## Section: Application Domains

### Mechanized Metatheory

There has been increasing interest in the use of formal methods to provide proofs of properties of programs and programming languages. Tony Hoare's Grand Challenge titled “Verified Software: Theories, Tools, Experiments” has as a goal the construction of “verifying compilers” for a world where programs would only be produced with machine-verified guarantees of adherence to specified behavior. Guarantees could be given in a number of ways: proof certificates being one possibility.

The POPLMark challenge [33] envisions “a world in which mechanically verified software is commonplace: a world in which theorem proving technology is used routinely by both software developers and programming language researchers alike.” The proposers of this challenge go on to say that a “crucial step towards achieving these goals is mechanized reasoning about language metatheory.”

The Parsifal team has developed several tools and techniques for reasoning about the meta-theory of programming languages. One of the most important requirements for programming languages is the ability to reason about data structures with binding constructs up to $\alpha $-equivalence. The use of higher-order syntax and nominal techniques for such data structures was pioneered by Miller, Nadathur and Tiu. The Abella system (see Section 3.2 ) implements a refinement of a number of these ideas and has been used to give full solutions to sections of the POPLMark challenge in addition to fully formal proofs of a number of other theorems in the meta-theory of the $\lambda $-calculus.
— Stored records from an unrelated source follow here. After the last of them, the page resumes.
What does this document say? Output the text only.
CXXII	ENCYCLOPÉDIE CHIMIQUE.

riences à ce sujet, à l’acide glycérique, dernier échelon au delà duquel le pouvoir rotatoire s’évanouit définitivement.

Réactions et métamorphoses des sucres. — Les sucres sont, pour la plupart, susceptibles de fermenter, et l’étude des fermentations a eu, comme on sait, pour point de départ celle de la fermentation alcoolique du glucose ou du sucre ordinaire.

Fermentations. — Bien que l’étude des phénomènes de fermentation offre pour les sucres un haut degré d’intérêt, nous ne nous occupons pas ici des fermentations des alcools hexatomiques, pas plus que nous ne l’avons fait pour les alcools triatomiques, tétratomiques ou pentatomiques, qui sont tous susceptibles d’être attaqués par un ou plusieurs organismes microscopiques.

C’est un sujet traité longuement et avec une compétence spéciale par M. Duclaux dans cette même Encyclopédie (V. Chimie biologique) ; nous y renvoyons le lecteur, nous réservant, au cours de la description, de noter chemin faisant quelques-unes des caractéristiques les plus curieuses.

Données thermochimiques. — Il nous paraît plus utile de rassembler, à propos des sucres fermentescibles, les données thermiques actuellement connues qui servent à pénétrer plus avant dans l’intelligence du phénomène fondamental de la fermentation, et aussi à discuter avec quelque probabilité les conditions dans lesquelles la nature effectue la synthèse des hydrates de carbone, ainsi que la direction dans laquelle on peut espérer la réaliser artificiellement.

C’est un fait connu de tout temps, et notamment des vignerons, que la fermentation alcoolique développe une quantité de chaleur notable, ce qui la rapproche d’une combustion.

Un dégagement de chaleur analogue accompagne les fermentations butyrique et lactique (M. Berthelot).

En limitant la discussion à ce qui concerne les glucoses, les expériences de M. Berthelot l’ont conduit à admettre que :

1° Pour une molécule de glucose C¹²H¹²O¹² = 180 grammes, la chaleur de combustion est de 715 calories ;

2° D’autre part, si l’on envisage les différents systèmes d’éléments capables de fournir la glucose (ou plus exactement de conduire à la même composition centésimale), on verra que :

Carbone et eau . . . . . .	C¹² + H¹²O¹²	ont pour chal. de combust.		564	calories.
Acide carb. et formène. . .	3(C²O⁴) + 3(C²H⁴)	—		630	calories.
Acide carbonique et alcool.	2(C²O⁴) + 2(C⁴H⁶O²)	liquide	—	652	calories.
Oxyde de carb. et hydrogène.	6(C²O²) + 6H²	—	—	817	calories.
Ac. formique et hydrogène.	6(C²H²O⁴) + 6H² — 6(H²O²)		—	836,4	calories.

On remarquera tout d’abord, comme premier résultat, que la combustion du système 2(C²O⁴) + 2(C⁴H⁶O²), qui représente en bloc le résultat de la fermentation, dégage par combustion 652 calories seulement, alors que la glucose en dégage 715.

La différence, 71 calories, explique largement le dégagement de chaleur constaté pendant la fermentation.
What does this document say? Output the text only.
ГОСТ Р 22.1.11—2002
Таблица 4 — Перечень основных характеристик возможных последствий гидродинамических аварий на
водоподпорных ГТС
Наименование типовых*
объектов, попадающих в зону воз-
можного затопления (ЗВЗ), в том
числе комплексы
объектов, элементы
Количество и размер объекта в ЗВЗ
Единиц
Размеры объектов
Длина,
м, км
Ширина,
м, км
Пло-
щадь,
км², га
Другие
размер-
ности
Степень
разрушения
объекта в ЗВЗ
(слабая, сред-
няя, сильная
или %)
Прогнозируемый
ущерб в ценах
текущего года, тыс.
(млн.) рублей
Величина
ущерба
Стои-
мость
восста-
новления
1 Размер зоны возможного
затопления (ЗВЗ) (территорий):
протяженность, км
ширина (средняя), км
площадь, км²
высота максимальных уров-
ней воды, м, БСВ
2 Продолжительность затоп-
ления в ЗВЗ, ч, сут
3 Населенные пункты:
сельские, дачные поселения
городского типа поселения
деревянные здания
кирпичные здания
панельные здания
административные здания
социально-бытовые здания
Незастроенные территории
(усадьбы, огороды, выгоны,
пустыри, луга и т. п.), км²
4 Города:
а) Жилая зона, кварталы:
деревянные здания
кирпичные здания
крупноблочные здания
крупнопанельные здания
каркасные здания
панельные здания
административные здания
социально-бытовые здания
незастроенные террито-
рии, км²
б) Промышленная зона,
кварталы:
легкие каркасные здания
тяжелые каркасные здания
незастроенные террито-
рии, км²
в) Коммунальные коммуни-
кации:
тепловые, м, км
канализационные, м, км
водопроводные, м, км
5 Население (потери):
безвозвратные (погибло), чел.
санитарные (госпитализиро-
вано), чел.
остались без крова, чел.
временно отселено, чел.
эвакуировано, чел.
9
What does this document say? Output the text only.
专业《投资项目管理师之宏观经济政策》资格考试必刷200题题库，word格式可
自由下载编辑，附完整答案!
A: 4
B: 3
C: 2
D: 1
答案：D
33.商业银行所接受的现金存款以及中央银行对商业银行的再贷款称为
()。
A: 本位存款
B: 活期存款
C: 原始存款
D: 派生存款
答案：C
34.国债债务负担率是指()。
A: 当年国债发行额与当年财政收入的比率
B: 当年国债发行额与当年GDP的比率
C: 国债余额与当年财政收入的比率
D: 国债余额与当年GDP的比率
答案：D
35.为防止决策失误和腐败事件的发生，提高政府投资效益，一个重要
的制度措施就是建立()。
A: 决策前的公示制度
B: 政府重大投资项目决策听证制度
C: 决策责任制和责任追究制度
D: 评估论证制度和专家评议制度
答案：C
Now that the Abella system has been in circulation among colleagues during the past couple of years, there are many aspects of the methodology that now need to be addressed. During the summer of 2011, the team employed three interns Carnegie Mellon University and McGill University to work on different aspects of Abella. Particular focus was given to better ways to manipulate specification-logic contexts in the reasoning-logic and with finding ways to have Abella output a proper proof object (different from the scripts that are used to find a proof).

Our colleague Alwen Tiu from the Australian National University has also been building on our Bedwyr model checking tool so that we can build on top of it his SPEC system for doing model checking of spi-calculus expressions. We have adopted his enhancements to Bedwyr and are developing further improvements within the context of the BATT project (see Section 5.2 ).